No espírito da motivação nacional, a iniciativa é boa e confraternizar com os vizinhos é saudável. Mas, se haverá gastos do fundo condominial, estes precisam ser levados À assembleia para só assim, ser feito. O síndico não pode se deixar levar pela onda do “verde e amarelo”, afinal, esses gastos não são ordinários, salvo se previamente aprovados na Assembleia de aprovação do orçamento anual, aquela que aconteceu lá no início do ano (a AGO).
Feitos os esclarecimentos, podemos comparar esse período com o da época natalina. Fora a temática da decoração, o espírito é quase o mesmo, e os gastos não podem ser feitos sem aprovação da assembleia.
Para o advogado Márcio Rachkorsky, para os condomínios que pretendem organizar entrar no clina e promover encontros durante os jogos, é importante observar regras simples, a exemplo:
1. Debater o tema em assembleia ou reunião aberta;
2. Aprovar um teto para os gastos com decoração, alimentação e aquisição de equipamentos;
3. Montar uma comissão de moradores para ajudar na organização dos eventos;
4. Definir áreas, regras, horários e, principalmente, se é permitida ou não a presença de convidados;
5. Alertar para a moderação no consumo de bebidas alcoólicas, proibindo para menores;
6. Proibir o uso de fogos de artifício;
7. Divulgar amplamente aos moradores, e de forma prévia, as regras para participação nas festas;
8. Evitar pinturas ou decorações que danifiquem ou alterem a fachada e as
áreas de uso comum;
9. Prestar contas aos moradores acerca dos gastos e resultados;
10. Divulgar as fotos e as imagens aos moradores, para demonstrar o sucesso dos eventos.
Outro ponto a ser observado, é a garantia aos que não irão participar da festa, quanto ao sossego e segurança.
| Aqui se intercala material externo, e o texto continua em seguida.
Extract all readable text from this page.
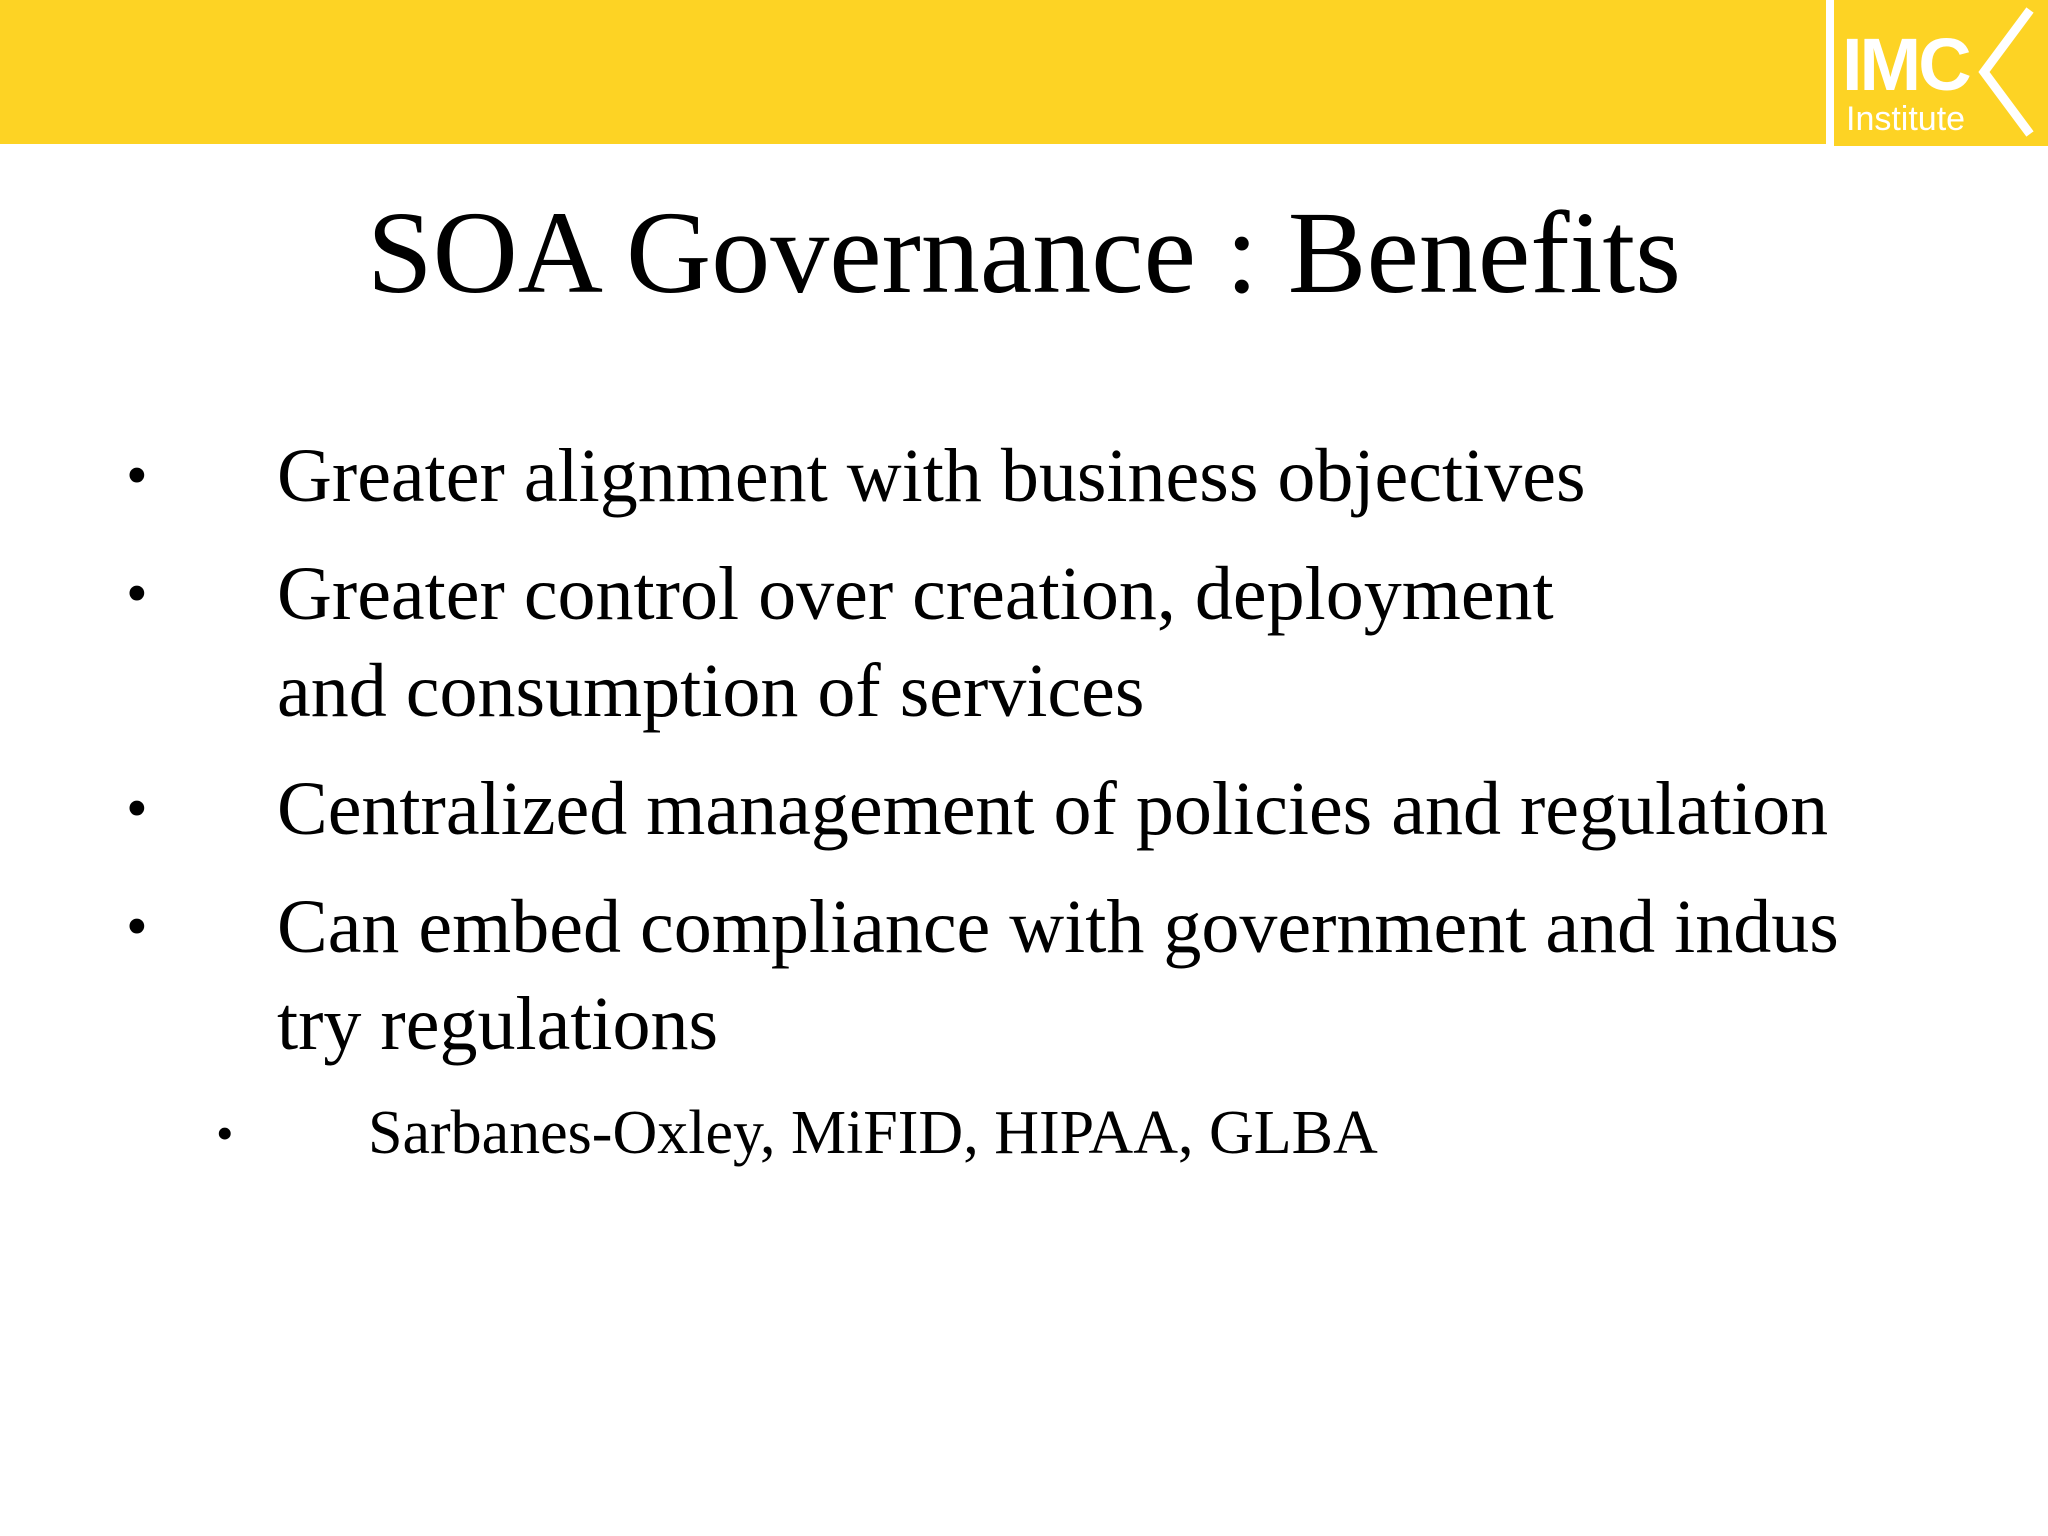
IMC
Institute
SOA Governance : Benefits
• Greater alignment with business objectives
• Greater control over creation, deployment
and consumption of services
• Centralized management of policies and regulation
• Can embed compliance with government and indus
try regulations
• Sarbanes-Oxley, MiFID, HIPAA, GLBA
Afinal, há quem esteja em tratamento de saúde, há quem esteja com recém-nascidos em casa, e ainda, aqueles que por um motivo ou outro, não queiram e por isso não estão “obrigados a participar da festa”.
A regra, quanto a garantia do sossego e da segurança, deve ser rigorosamente cumprida por aqueles moradores que pretendem assistir aos jogos com amigos e familiares nos apartamentos, já que é terminantemente proibido utilizar fogos de artifício nas varandas, sacadas e janelas.